Robert Gardner, chief economist of the Nationwide, says: “Activity has picked up from the weak levels prevailing towards the end of 2023 but remain relatively subdued by historic standards. For example, the number of mortgages approved for house purchase in January was around 15% below pre-pandemic levels. 

“This largely reflects the impact of higher interest rates on affordability. While mortgage rates are below the peaks seen in mid-2023, they remain well above the lows prevailing in the wake of the pandemic

“With cost-of-living pressures easing as inflation moves back towards target, consumer sentiment is improving.

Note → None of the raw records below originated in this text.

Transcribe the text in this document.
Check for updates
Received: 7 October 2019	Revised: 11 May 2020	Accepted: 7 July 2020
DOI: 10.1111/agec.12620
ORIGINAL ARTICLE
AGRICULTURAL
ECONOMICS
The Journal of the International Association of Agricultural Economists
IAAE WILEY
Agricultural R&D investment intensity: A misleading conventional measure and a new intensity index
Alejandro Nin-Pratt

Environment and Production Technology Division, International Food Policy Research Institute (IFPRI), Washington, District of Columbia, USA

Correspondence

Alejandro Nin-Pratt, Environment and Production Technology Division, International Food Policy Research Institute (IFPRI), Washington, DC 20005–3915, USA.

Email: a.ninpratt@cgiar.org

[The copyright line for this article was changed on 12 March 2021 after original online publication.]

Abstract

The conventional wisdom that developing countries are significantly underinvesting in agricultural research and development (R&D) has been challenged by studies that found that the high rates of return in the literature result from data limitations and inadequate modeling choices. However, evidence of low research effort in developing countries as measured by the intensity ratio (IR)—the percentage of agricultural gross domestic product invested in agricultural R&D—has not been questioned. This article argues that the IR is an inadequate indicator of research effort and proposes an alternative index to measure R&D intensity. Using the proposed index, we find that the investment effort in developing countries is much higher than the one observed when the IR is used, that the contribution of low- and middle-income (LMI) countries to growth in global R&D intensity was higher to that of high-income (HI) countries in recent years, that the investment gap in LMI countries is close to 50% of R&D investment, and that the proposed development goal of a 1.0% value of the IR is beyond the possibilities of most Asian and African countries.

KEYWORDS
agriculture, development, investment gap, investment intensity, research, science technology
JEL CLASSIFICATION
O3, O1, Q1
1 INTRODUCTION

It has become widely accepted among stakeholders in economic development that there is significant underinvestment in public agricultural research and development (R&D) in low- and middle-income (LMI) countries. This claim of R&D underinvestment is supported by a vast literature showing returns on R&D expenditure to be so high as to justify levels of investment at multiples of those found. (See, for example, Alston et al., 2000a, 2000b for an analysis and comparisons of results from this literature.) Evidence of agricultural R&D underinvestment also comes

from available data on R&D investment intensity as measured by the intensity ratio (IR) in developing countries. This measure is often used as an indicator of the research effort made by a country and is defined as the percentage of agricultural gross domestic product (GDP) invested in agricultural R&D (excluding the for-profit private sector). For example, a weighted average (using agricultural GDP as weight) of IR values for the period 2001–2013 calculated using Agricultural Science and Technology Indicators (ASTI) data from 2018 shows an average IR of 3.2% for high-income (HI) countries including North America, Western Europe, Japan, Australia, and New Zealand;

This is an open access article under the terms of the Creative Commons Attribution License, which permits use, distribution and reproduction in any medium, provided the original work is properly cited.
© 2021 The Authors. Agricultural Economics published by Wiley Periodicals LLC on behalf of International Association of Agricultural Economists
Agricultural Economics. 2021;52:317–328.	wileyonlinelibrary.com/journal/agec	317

Indeed, surveyors report a pickup in new buyer enquiries and new instructions to sell in recent months. 

“Moreover, with income growth continuing to outpace house price growth by a healthy margin, housing affordability is improving, albeit gradually.

“If these trends are maintained, activity is likely to gain momentum, though the pace of the recovery is still likely to be heavily influenced by the trajectory of interest rates.”

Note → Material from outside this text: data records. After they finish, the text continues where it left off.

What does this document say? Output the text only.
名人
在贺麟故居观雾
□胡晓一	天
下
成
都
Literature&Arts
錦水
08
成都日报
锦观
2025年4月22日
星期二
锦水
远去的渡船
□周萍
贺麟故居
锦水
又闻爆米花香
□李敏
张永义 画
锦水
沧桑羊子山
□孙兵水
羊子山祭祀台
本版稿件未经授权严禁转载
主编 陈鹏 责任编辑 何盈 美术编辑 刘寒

However Sarah Coles, head of personal finance at business consultancy Hargreaves Lansdown, says: “We’re still a long way from the kind of bounce sellers were hoping for in the spring. Mortgage approval levels are still around 15% lower than before the pandemic. 

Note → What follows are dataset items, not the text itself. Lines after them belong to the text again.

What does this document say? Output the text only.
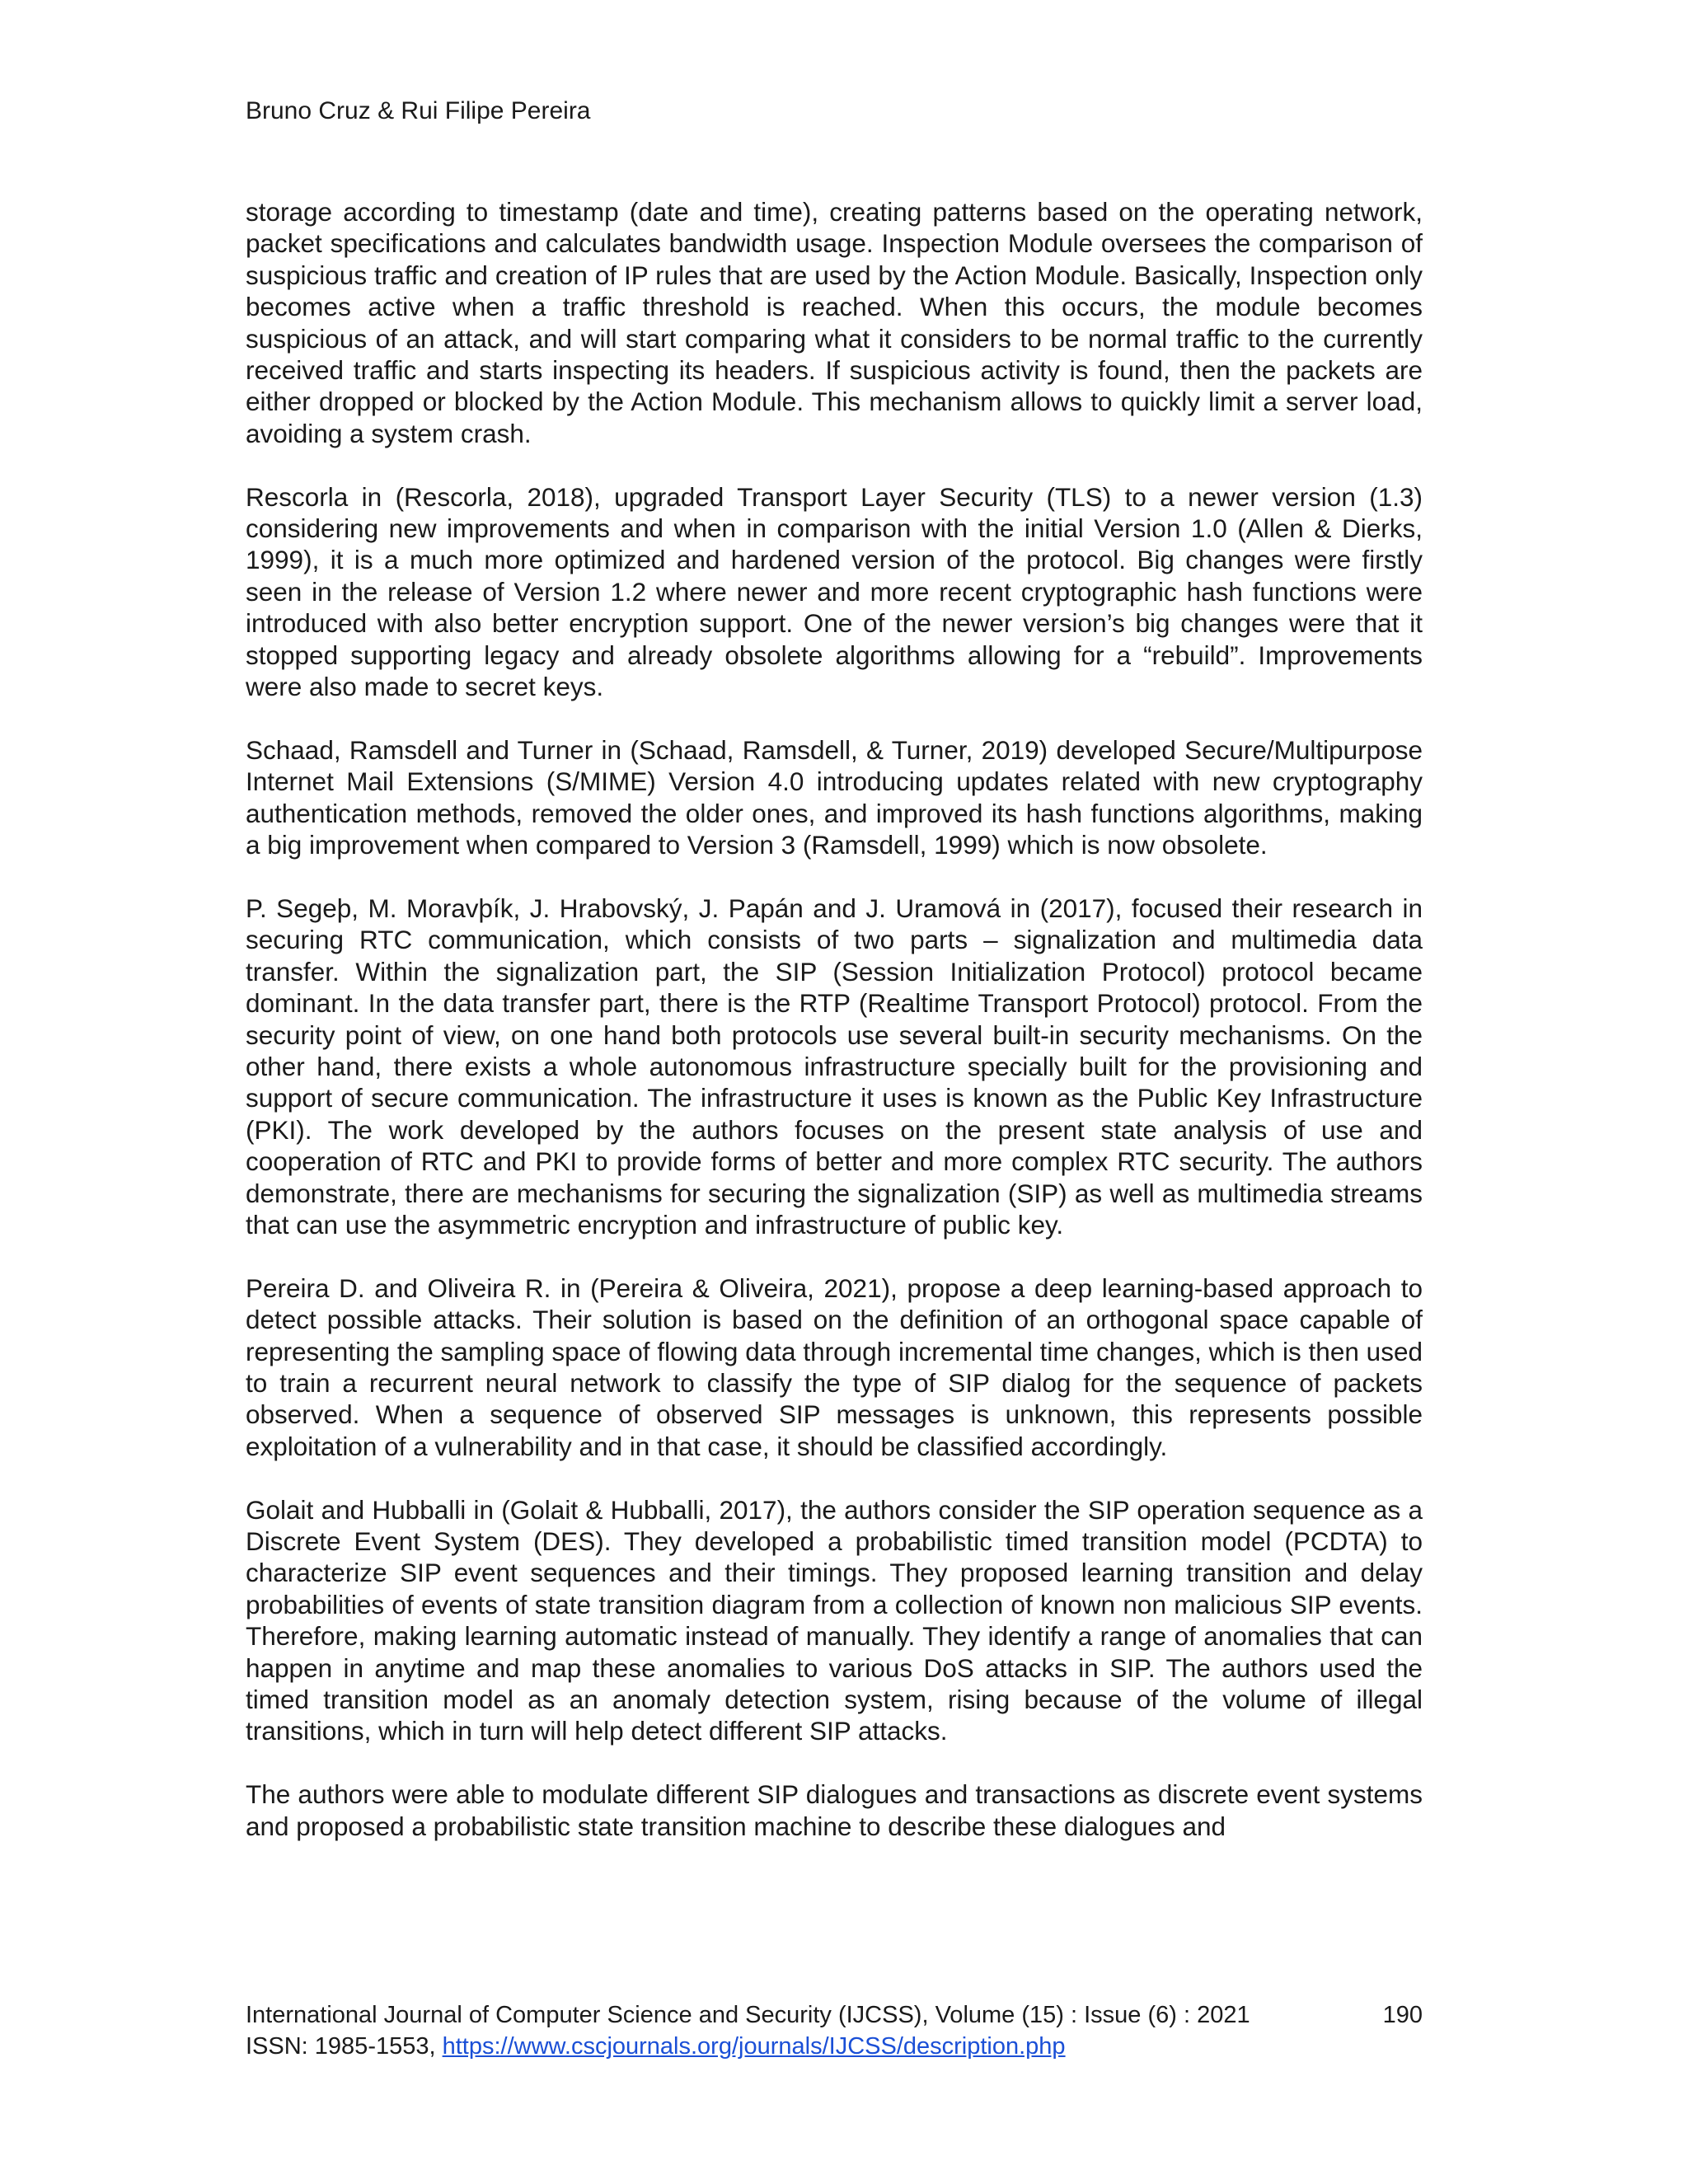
Bruno Cruz & Rui Filipe Pereira

storage according to timestamp (date and time), creating patterns based on the operating network, packet specifications and calculates bandwidth usage. Inspection Module oversees the comparison of suspicious traffic and creation of IP rules that are used by the Action Module. Basically, Inspection only becomes active when a traffic threshold is reached. When this occurs, the module becomes suspicious of an attack, and will start comparing what it considers to be normal traffic to the currently received traffic and starts inspecting its headers. If suspicious activity is found, then the packets are either dropped or blocked by the Action Module. This mechanism allows to quickly limit a server load, avoiding a system crash.

Rescorla in (Rescorla, 2018), upgraded Transport Layer Security (TLS) to a newer version (1.3) considering new improvements and when in comparison with the initial Version 1.0 (Allen & Dierks, 1999), it is a much more optimized and hardened version of the protocol. Big changes were firstly seen in the release of Version 1.2 where newer and more recent cryptographic hash functions were introduced with also better encryption support. One of the newer version’s big changes were that it stopped supporting legacy and already obsolete algorithms allowing for a “rebuild”. Improvements were also made to secret keys.

Schaad, Ramsdell and Turner in (Schaad, Ramsdell, & Turner, 2019) developed Secure/Multipurpose Internet Mail Extensions (S/MIME) Version 4.0 introducing updates related with new cryptography authentication methods, removed the older ones, and improved its hash functions algorithms, making a big improvement when compared to Version 3 (Ramsdell, 1999) which is now obsolete.

P. Segeþ, M. Moravþík, J. Hrabovský, J. Papán and J. Uramová in (2017), focused their research in securing RTC communication, which consists of two parts – signalization and multimedia data transfer. Within the signalization part, the SIP (Session Initialization Protocol) protocol became dominant. In the data transfer part, there is the RTP (Realtime Transport Protocol) protocol. From the security point of view, on one hand both protocols use several built-in security mechanisms. On the other hand, there exists a whole autonomous infrastructure specially built for the provisioning and support of secure communication. The infrastructure it uses is known as the Public Key Infrastructure (PKI). The work developed by the authors focuses on the present state analysis of use and cooperation of RTC and PKI to provide forms of better and more complex RTC security. The authors demonstrate, there are mechanisms for securing the signalization (SIP) as well as multimedia streams that can use the asymmetric encryption and infrastructure of public key.

Pereira D. and Oliveira R. in (Pereira & Oliveira, 2021), propose a deep learning-based approach to detect possible attacks. Their solution is based on the definition of an orthogonal space capable of representing the sampling space of flowing data through incremental time changes, which is then used to train a recurrent neural network to classify the type of SIP dialog for the sequence of packets observed. When a sequence of observed SIP messages is unknown, this represents possible exploitation of a vulnerability and in that case, it should be classified accordingly.

Golait and Hubballi in (Golait & Hubballi, 2017), the authors consider the SIP operation sequence as a Discrete Event System (DES). They developed a probabilistic timed transition model (PCDTA) to characterize SIP event sequences and their timings. They proposed learning transition and delay probabilities of events of state transition diagram from a collection of known non malicious SIP events. Therefore, making learning automatic instead of manually. They identify a range of anomalies that can happen in anytime and map these anomalies to various DoS attacks in SIP. The authors used the timed transition model as an anomaly detection system, rising because of the volume of illegal transitions, which in turn will help detect different SIP attacks.

The authors were able to modulate different SIP dialogues and transactions as discrete event systems and proposed a probabilistic state transition machine to describe these dialogues and

International Journal of Computer Science and Security (IJCSS), Volume (15) : Issue (6) : 2021	190
ISSN: 1985-1553, https://www.cscjournals.org/journals/IJCSS/description.php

“When you consider how many new For Sale signs have been going up around the country, it means sellers may still struggle to shift their properties. Zoopla figures out last week showed that the stock of properties is up by a fifth, and they’re accepting an average discount of £10,000.

“Meanwhile, mortgage rates are still rising. According to Moneyfacts, at the end of February, the average  two-year rate was 5.75% and by the end of March it was 5.8%. This is hardly a spectacular ascent, but means anyone who was waiting for better rates to emerge will still be sitting on their hands.”